23 de Abril de 2014 Por SAP Blogs 0

Os pacientes estão mais informados do que nunca e vão às consultas com todas as possíveis respostas antes mesmo que o médico tenha a oportunidade de estudar os resultados dos exames.

Caucasian nurse talking to patient in office

Agora, esses mesmos pacientes não somente querem todos os dados de seus diagnósticos, radiografias e análises de laboratório armazenados em um prontuário eletrônico, mas eles também desejam ter acesso a esse registro sempre que precisarem. Quase metade (43%) dos cerca de 9.000 pacientes que participaram de uma pesquisa mundial disse que considerariam a mudança para um médico diferente se isso significasse ter acesso a seu prontuário eletrônico pessoal.

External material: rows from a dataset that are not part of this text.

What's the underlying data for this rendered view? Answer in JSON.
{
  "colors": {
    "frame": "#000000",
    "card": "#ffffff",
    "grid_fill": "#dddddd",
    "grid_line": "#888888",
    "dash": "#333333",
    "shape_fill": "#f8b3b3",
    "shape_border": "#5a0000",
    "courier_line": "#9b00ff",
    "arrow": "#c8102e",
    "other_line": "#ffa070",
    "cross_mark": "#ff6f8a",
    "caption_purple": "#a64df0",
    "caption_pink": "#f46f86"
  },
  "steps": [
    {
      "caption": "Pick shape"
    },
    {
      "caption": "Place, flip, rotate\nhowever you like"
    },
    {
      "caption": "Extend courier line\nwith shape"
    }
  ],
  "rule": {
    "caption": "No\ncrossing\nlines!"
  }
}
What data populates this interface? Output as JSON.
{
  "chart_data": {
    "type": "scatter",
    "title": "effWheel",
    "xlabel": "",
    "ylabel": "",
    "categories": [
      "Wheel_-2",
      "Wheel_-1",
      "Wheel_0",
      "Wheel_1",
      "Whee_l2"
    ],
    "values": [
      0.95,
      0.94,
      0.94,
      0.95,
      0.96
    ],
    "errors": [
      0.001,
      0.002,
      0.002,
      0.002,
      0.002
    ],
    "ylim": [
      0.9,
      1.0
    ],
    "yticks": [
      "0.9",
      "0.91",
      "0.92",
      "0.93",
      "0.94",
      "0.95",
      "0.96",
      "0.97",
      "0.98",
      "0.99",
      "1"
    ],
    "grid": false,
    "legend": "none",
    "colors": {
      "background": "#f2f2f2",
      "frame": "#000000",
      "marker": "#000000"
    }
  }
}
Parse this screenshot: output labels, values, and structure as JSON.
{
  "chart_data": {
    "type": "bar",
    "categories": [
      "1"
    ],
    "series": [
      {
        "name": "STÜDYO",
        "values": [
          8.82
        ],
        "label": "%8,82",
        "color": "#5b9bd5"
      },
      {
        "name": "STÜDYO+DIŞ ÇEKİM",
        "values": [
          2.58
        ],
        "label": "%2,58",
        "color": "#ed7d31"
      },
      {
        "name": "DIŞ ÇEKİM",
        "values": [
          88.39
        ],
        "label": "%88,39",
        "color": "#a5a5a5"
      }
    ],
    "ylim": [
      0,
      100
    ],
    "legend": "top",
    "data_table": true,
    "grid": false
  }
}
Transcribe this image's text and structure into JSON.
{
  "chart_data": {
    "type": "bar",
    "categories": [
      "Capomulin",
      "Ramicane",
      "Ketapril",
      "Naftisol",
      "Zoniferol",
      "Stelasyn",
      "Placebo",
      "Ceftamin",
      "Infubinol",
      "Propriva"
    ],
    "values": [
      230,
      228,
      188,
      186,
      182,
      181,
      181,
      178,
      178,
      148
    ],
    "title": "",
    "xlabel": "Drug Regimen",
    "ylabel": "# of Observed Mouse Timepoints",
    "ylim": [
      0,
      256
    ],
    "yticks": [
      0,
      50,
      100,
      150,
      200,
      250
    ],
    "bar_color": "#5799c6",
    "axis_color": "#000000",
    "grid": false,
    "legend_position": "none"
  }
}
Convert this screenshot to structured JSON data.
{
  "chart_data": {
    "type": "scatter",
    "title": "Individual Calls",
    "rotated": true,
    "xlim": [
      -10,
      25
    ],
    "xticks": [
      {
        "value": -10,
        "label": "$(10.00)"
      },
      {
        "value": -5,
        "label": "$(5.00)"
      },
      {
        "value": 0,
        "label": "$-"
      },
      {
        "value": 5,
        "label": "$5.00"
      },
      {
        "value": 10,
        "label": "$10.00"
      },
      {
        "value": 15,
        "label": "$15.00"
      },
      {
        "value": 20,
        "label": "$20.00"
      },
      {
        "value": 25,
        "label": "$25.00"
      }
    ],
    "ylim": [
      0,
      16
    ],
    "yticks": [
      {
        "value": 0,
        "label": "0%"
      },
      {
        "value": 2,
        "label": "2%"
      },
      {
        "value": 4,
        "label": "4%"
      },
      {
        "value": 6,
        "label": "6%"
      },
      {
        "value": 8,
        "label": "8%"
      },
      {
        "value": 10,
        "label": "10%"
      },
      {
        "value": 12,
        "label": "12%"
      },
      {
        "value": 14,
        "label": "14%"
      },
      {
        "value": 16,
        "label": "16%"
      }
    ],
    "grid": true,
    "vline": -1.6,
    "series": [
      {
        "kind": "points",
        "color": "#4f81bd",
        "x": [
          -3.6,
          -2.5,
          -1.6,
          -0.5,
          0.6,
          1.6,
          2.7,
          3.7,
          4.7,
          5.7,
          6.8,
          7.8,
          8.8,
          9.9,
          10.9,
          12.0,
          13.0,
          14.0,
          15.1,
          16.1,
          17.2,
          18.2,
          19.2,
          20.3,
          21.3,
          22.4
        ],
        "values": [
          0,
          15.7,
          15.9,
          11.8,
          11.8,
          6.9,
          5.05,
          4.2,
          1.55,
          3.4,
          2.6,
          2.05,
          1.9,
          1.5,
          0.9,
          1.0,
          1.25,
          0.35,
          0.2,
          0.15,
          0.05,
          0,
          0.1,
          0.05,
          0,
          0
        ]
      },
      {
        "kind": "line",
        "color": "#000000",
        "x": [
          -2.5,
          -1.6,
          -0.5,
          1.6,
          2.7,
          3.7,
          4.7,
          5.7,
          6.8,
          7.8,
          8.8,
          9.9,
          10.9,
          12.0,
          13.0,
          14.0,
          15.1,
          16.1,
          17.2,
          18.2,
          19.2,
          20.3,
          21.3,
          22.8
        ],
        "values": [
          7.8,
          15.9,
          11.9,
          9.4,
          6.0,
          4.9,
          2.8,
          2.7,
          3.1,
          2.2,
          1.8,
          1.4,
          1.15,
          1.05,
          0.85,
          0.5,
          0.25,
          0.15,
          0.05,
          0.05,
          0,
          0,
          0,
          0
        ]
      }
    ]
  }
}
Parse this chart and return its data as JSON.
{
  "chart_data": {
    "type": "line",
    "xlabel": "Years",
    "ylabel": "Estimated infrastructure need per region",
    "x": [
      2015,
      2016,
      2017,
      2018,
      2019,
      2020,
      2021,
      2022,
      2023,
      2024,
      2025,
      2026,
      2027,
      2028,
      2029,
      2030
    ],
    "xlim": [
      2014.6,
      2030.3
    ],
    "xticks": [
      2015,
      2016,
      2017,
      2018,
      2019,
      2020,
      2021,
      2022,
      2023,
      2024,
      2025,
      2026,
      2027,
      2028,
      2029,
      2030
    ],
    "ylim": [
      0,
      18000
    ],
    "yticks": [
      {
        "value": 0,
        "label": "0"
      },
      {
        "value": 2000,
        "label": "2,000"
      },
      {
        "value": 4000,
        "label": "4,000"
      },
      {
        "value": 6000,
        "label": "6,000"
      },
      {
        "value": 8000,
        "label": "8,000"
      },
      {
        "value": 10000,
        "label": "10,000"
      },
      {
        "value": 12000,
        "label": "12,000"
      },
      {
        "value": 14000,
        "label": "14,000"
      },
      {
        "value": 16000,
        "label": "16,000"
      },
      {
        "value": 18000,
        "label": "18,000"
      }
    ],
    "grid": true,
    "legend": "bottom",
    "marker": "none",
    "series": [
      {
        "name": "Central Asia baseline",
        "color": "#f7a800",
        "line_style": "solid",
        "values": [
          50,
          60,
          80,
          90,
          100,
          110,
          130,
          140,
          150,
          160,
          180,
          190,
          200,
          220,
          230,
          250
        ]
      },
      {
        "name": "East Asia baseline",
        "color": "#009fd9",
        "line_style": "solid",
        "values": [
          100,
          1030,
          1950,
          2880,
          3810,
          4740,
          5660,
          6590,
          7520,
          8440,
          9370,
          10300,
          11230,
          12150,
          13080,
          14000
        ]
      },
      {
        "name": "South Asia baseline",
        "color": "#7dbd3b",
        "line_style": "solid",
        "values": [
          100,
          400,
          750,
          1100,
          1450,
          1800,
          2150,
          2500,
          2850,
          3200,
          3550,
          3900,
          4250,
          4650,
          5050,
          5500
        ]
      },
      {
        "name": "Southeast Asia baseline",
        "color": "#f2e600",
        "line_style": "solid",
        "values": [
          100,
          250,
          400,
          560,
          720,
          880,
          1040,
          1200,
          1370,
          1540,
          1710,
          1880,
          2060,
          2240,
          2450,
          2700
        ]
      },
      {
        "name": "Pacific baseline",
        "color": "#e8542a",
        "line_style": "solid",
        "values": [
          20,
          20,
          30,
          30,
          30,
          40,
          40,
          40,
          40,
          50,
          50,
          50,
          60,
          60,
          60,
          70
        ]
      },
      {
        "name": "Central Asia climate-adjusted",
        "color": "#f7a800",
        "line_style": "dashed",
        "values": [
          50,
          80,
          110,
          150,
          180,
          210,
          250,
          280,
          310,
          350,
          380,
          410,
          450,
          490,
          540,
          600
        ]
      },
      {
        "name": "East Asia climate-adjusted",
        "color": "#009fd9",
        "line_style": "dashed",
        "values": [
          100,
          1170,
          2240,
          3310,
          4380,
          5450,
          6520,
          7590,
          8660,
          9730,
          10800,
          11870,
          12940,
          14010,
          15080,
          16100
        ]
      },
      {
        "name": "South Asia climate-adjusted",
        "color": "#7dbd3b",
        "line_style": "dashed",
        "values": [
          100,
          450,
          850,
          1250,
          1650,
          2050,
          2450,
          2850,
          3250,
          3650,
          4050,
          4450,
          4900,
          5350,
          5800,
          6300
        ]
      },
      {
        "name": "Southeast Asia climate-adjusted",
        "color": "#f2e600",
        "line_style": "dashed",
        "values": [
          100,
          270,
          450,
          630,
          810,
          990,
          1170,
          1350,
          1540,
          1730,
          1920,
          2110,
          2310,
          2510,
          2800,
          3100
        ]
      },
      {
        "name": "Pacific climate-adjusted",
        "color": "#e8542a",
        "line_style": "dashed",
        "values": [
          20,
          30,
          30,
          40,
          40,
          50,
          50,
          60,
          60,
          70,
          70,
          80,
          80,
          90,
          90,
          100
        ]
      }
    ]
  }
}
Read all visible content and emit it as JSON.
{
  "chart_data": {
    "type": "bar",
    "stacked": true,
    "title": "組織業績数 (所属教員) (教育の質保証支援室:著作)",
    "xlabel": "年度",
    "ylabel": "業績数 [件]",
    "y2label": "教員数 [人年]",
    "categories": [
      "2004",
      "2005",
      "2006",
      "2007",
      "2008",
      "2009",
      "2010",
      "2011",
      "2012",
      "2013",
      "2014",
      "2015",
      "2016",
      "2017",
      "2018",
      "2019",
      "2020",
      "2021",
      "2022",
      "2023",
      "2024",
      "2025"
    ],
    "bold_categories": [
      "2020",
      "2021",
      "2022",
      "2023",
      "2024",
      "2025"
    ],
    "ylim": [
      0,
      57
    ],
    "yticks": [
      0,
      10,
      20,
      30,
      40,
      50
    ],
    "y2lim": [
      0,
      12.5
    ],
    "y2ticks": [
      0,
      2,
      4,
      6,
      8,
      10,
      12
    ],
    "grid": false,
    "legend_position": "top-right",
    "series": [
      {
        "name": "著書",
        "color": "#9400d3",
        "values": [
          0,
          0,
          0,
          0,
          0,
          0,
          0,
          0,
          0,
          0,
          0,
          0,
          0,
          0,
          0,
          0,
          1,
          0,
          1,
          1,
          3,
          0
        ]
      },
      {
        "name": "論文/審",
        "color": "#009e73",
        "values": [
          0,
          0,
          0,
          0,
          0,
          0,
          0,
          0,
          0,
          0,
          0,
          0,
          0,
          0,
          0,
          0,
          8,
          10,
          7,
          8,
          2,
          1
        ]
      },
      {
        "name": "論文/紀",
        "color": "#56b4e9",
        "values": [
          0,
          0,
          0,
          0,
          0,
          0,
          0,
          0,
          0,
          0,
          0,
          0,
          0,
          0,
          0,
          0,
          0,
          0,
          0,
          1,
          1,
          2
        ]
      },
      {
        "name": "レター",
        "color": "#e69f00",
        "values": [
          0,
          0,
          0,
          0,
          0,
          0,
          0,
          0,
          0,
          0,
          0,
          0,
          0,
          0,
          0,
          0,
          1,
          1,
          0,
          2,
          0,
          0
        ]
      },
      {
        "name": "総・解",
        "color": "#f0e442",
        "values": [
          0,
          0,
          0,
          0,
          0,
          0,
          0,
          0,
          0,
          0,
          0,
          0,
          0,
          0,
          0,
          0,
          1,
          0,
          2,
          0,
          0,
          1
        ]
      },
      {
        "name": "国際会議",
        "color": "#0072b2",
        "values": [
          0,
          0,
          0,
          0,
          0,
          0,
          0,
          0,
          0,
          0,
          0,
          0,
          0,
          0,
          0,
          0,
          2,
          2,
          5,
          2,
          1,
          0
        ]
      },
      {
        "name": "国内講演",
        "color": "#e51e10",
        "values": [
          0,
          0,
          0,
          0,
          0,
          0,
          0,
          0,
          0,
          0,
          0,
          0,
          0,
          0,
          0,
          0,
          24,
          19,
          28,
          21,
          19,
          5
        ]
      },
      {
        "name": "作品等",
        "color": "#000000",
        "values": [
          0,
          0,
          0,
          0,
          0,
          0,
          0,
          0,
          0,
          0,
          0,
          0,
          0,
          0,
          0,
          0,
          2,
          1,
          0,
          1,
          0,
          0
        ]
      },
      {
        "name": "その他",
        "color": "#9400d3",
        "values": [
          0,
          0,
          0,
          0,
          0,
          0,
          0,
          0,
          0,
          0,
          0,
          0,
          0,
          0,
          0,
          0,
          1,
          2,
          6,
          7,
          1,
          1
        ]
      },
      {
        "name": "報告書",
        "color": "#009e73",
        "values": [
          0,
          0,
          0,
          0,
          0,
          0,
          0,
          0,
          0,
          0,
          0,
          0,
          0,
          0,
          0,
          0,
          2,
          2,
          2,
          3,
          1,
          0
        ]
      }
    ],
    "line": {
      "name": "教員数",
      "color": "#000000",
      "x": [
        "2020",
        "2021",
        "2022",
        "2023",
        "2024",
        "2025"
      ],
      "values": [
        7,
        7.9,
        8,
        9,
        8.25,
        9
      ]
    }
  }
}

Em todo o mundo, ao menos três quartos dos médicos informaram que possuem a capacidade de trabalhar com esses registros. Na prática, no entanto, pouco menos da metade realmente os utilizam com regularidade. Há duas razões para isso: ou os processos são novos e precisam se estabelecer, ou há questões técnicas não resolvidas.

É necessário encontrar uma abordagem que possa ser adotada como um padrão compartilhado para a transmissão dos dados. O potencial do SAP HANA in-memory é apontado como uma das ferramentas tecnológicas aptas a acompanhar o processo de evolução da TI na área da saúde.

Alguns exemplos práticos demonstram como podem ser implementados “cuidados de saúde conectados”. Singapura está introduzindo um esquema nacional conhecido como Sistema Nacional de Registros Eletrônicos de Saúde (NEHR, em inglês). Seu propósito é que cada cidadão tenha um único prontuário médico, centralizado para todo o sistema (embora seja acessível somente ao paciente e aos profissionais).

Assim que o paciente receber atendimento, a equipe no local será capaz de acessar os dados relevantes para o paciente diretamente do seu registro. O uso de informações eletrônicas de saúde pelos médicos em Singapura aumentou de 32% para 49% entre 2011 e 2012.

A Tencologia da Informação cria valor agregado, não apenas do ponto de vista financeiro, mas principalmente por tornar possível reduzir os erros médicos, melhorar o diagnóstico, e encurtar o tempo de espera.